Port is perfect with cheese
Consider a cheese course
You don’t need to be dining in an extravagant restaurant to enjoy a cheese course; the cheese course is the perfect entertaining solution, and is an enjoyable ending to any casual family weekend dinner.
The cheese course is traditionally served as an alternative to a dessert, although can be served before a dessert if you are really pulling out all the stops. A couldn't be easier to prepare cheese course lets people linger at the table, enjoying the last of the dinner wine with a few select slices of contrasting cheese.
You can have as many cheeses as you'd like, but a minimum of three cheeses is usually recommended, and three is pretty much enough for a family dinner. You want to have three contrasting cheeses that differ both in terms of texture, as well as bite. Think creamy, toothsome and hard; and mild/milky, robust and for lack of a better word, stinky! These are of course just general guidelines, and you should never serve a cheese, that you or your family/guests don’t care for.

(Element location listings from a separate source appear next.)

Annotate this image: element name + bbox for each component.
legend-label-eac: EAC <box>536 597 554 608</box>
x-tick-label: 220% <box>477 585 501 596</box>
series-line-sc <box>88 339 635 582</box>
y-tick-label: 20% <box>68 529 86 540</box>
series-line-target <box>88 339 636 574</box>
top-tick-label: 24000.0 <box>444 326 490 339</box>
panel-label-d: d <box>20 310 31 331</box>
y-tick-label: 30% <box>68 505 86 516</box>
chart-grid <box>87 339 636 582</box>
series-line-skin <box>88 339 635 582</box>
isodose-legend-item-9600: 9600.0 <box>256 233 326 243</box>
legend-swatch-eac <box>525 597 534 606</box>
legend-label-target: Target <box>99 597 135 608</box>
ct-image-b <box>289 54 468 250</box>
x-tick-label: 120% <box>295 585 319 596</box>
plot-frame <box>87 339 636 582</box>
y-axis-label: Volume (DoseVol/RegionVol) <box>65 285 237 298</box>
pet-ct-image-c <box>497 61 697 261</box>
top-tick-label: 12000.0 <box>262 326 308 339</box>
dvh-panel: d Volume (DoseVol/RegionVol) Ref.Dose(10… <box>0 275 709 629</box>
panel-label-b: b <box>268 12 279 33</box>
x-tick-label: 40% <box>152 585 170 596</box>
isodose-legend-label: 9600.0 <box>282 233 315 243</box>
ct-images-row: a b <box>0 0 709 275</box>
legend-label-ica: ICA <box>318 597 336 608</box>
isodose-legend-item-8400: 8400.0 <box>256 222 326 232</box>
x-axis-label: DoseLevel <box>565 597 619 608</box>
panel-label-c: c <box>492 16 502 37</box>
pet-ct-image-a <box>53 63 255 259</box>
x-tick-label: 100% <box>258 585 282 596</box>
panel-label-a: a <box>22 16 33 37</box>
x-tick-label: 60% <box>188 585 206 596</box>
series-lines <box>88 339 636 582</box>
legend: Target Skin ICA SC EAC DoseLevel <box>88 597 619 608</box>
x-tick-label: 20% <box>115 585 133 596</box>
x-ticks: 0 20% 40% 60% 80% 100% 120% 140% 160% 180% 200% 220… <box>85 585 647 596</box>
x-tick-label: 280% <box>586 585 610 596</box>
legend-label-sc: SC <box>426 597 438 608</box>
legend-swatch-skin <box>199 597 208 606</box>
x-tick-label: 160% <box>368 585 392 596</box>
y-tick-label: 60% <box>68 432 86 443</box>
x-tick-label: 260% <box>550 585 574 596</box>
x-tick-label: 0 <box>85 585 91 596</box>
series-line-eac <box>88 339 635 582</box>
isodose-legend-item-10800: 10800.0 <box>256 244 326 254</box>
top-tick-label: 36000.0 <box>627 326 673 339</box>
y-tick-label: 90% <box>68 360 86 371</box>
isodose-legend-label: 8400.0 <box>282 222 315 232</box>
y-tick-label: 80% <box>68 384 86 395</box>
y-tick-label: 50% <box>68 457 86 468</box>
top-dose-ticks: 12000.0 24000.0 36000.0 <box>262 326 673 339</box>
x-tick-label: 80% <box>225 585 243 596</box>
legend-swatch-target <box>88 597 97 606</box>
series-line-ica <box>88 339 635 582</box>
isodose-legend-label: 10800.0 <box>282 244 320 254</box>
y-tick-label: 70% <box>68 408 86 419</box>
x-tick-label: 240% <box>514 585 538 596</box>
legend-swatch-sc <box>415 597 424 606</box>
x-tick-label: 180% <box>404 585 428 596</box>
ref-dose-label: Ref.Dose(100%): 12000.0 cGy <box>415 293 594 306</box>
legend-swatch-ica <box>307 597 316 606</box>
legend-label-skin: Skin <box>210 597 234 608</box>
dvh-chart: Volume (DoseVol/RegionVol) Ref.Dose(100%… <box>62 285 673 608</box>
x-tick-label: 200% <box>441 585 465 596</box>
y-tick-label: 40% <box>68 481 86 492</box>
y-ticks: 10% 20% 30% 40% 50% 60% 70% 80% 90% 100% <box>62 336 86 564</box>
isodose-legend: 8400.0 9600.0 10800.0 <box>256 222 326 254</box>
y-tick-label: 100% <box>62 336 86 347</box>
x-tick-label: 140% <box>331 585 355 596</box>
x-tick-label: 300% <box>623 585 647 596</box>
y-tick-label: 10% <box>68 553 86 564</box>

A brie or camembert, coulemiers, or other mild and creamy cheese is a popular and almost universally liked start to a cheese course. For the second cheese you might consider a full flavored and good cheddar (nothing bright orange here please) or an emmenthal, or a real parmesan. This second cheese should be moderately sharp, but not extremely so. The final cheese is traditionally a blue cheese of some sort, and a stilton or Roquefort will work very well, as will many full flavored goat cheeses.
If you're not sure where to shop, just visit the best cheese shop or deli in your area, and ask for three recommendations for a cheese course, and they will be happy to oblige with suggestions.
Common accompaniments to a cheese course are nuts, and fruits such as apple or pear slices and grapes. If you were drinking a good red wine with dinner, then you should continue to finish the bottle over the cheese course, as red wine and cheese go remarkably well together. If you prefer, you can serve a cheese course with a small glass of port, either tawny or ruby. The sweetness of port is the perfect compliment to cheese, and is the traditional accompaniment to a cheese course.
Remember that cold refrigerated cheese is bland, and that all cheeses should be taken out of the fridge at least a half an hour before serving.
You are generally advised to consume the cheese from the mildest to the strongest cheese, as if you begin with the strongest of the cheeses, it will be more difficult to appreciate the subtleties of the more delicate selections.
Add a good dry cured sausage, and some sourdough bread with lots of butter, and this is a main course of distinction.